Requirements Documents

Use Cases

Archive of Files

Minutes of meetings

Updates completed in Phase II

Technology Short Comings

There are at least two identity challenges that need to be resolved before secure communications can be undertaken with web sites that have important personal information like health or financial information:

  1. The identity of the web site itself is seldom clear. Some sites have urls that are easy to recognize, but many do not and even those that do are subject to spoofing by sites that deliberately try to confuse the user, often with alphabets that are very close to the Latin one we are familiar with. What the user needs is clear indication of who is responsible for the web site in a way that is easy for them to understand.
  2. Documents that are delivered from health and financial sites very often is delivered by some site other that the one that created the information as is responsible for it. So it is important to package the information and display the owner of the information in a way that is easy for the user to understand. For example; in health care a variety of health care providers (primary care physician, lab) and data controllers (Epic, Cerner, AllScripts, etc.) are involved in provisioning patient information. When data is displayed to the user, it is seldom clear where the data originated and who controls access to the data. These need to be clear if the patient is a exercise their right to ultimate control of the information.

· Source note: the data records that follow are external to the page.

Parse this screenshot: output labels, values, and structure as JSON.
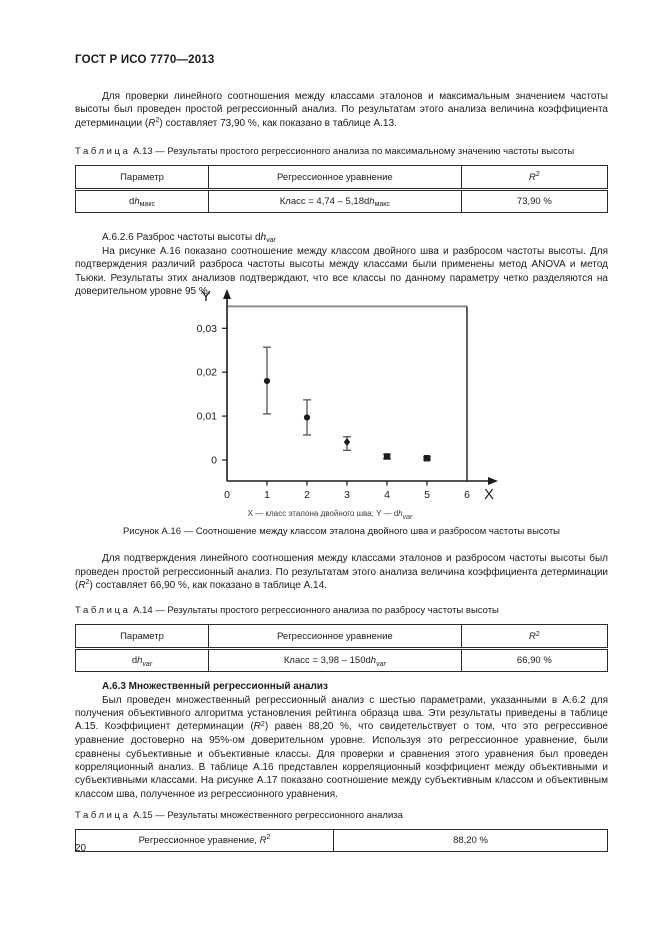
{
  "page": {
    "header": "ГОСТ Р ИСО 7770—2013",
    "number": "20"
  },
  "paragraphs": {
    "p1": [
      {
        "t": "Для проверки линейного соотношения между классами эталонов и максимальным значением частоты высоты был проведен простой регрессионный анализ. По результатам этого анализа величина коэффициента детерминации ("
      },
      {
        "t": "R",
        "i": true
      },
      {
        "t": "2",
        "sup": true
      },
      {
        "t": ") составляет 73,90 %, как показано в таблице А.13."
      }
    ],
    "sec_a626_title": [
      {
        "t": "А.6.2.6 Разброс частоты высоты d"
      },
      {
        "t": "h",
        "i": true
      },
      {
        "t": "var",
        "i": true,
        "sub": true
      }
    ],
    "p2": "На рисунке А.16 показано соотношение между классом двойного шва и разбросом частоты высоты. Для подтверждения различий разброса частоты высоты между классами были применены метод ANOVA и метод Тьюки. Результаты этих анализов подтверждают, что все классы по данному параметру четко разделяются на доверительном уровне 95 %.",
    "p3": [
      {
        "t": "Для подтверждения линейного соотношения между классами эталонов и разбросом частоты высоты был проведен простой регрессионный анализ. По результатам этого анализа величина коэффициента детерминации ("
      },
      {
        "t": "R",
        "i": true
      },
      {
        "t": "2",
        "sup": true
      },
      {
        "t": ") составляет 66,90 %, как показано в таблице А.14."
      }
    ],
    "sec_a63_title": "А.6.3 Множественный регрессионный анализ",
    "p4": [
      {
        "t": "Был проведен множественный регрессионный анализ с шестью параметрами, указанными в А.6.2 для получения объективного алгоритма установления рейтинга образца шва. Эти результаты приведены в таблице А.15. Коэффициент детерминации ("
      },
      {
        "t": "R",
        "i": true
      },
      {
        "t": "2",
        "sup": true
      },
      {
        "t": ") равен 88,20 %, что свидетельствует о том, что это регрессивное уравнение достоверно на 95%-ом доверительном уровне. Используя это регрессионное уравнение, были сравнены субъективные и объективные классы. Для проверки и сравнения этого уравнения был проведен корреляционный анализ. В таблице А.16 представлен корреляционный коэффициент между объективными и субъективными классами. На рисунке А.17 показано соотношение между субъективным классом и объективным классом шва, полученное из регрессионного уравнения."
      }
    ]
  },
  "figure": {
    "caption_label": "Рисунок А.16",
    "caption_dash": "—",
    "caption_title": "Соотношение между классом эталона двойного шва и разбросом частоты высоты",
    "legend": [
      {
        "t": "X — класс эталона двойного шва; Y — d"
      },
      {
        "t": "h",
        "i": true
      },
      {
        "t": "var",
        "i": true,
        "sub": true
      }
    ]
  },
  "tables": {
    "a13": {
      "caption_word": "Таблица",
      "caption_num": "А.13",
      "caption_dash": "—",
      "caption_title": "Результаты простого регрессионного анализа по максимальному значению частоты высоты",
      "headers": [
        "Параметр",
        "Регрессионное уравнение",
        [
          {
            "t": "R",
            "i": true
          },
          {
            "t": "2",
            "sup": true
          }
        ]
      ],
      "rows": [
        [
          [
            {
              "t": "d"
            },
            {
              "t": "h",
              "i": true
            },
            {
              "t": "макс",
              "sub": true
            }
          ],
          [
            {
              "t": "Класс = 4,74 – 5,18d"
            },
            {
              "t": "h",
              "i": true
            },
            {
              "t": "макс",
              "sub": true
            }
          ],
          "73,90 %"
        ]
      ]
    },
    "a14": {
      "caption_word": "Таблица",
      "caption_num": "А.14",
      "caption_dash": "—",
      "caption_title": "Результаты простого регрессионного анализа по разбросу частоты высоты",
      "headers": [
        "Параметр",
        "Регрессионное уравнение",
        [
          {
            "t": "R",
            "i": true
          },
          {
            "t": "2",
            "sup": true
          }
        ]
      ],
      "rows": [
        [
          [
            {
              "t": "d"
            },
            {
              "t": "h",
              "i": true
            },
            {
              "t": "var",
              "i": true,
              "sub": true
            }
          ],
          [
            {
              "t": "Класс = 3,98 – 150d"
            },
            {
              "t": "h",
              "i": true
            },
            {
              "t": "var",
              "i": true,
              "sub": true
            }
          ],
          "66,90 %"
        ]
      ]
    },
    "a15": {
      "caption_word": "Таблица",
      "caption_num": "А.15",
      "caption_dash": "—",
      "caption_title": "Результаты множественного регрессионного анализа",
      "rows": [
        [
          [
            {
              "t": "Регрессионное уравнение, "
            },
            {
              "t": "R",
              "i": true
            },
            {
              "t": "2",
              "sup": true
            }
          ],
          "88,20 %"
        ]
      ]
    }
  },
  "chart_data": {
    "type": "scatter",
    "title": "",
    "xlabel": "X",
    "ylabel": "Y",
    "x_axis_meaning": "класс эталона двойного шва",
    "y_axis_meaning": "dh_var (разброс частоты высоты)",
    "legend": "X — класс эталона двойного шва; Y — dh_var",
    "legend_position": "bottom-center",
    "grid": false,
    "xlim": [
      0,
      6
    ],
    "ylim": [
      0,
      0.035
    ],
    "x_ticks": [
      0,
      1,
      2,
      3,
      4,
      5,
      6
    ],
    "y_ticks": [
      0,
      0.01,
      0.02,
      0.03
    ],
    "y_tick_labels": [
      "0",
      "0,01",
      "0,02",
      "0,03"
    ],
    "points": [
      {
        "x": 1,
        "y": 0.018,
        "err_lo": 0.0105,
        "err_hi": 0.0257,
        "marker": "circle"
      },
      {
        "x": 2,
        "y": 0.0097,
        "err_lo": 0.0057,
        "err_hi": 0.0137,
        "marker": "circle"
      },
      {
        "x": 3,
        "y": 0.0041,
        "err_lo": 0.0022,
        "err_hi": 0.0053,
        "marker": "diamond"
      },
      {
        "x": 4,
        "y": 0.0008,
        "err_lo": 0.0003,
        "err_hi": 0.0013,
        "marker": "square"
      },
      {
        "x": 5,
        "y": 0.0004,
        "err_lo": 0.0001,
        "err_hi": 0.0007,
        "marker": "square"
      }
    ]
  }
}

Both of these issues are known and solutions are being explored. These use case are built with the understanding that these problems will be fixed in the near term.

Work Product

  1. Build example use case and sandbox for emergency contact information
  2. Obtain funding to move forward with Web Site ratings
  3. Obtain funding to build out a sandbox for the Trust Registry
  4. Continue alignment with NIST specifications on Risk and Privacy.

Open Issues

Carry over from the Phase II team:

  1. There will be multiple identifier frameworks (aka methods or profiles) which have their own set of identity requirements.
  2. Our focus will be on the frameworks will be IDEF compliant.
  3. All IDEF compliant frameworks will provide a machine-readable method to determine if a web site is a member of the framework
  4. Especially at the start, most frameworks will not be IDEF compliant.
  5. How should an IDEF compliant entity deal with identifiers that are:
    1. from within their own framework, ie within Healthcare or within the education internet 2 framework,
    2. from an external framework that is still IDEF compliant, ie a student being transfered from a school client to the healthcare hospital or from a VA hospital with a PIV card to a public hospital that cannot read it
    3. from an external framework it is not IDEF compliant, ie from a social network site like Google, FB, Microsoft, etc.
  6. There is no advice available for entities that do not normally interact with the user on recovery and redress
  7. No standard has been found that helps to describe how a site with no user connectivity can meet any privacy or security guideline.
  8. While there is a federation metadata draft standard from OpenID, it is oriented to enterprise environments where there is already a relationship with the users, there is no similar metadata standard for open environments.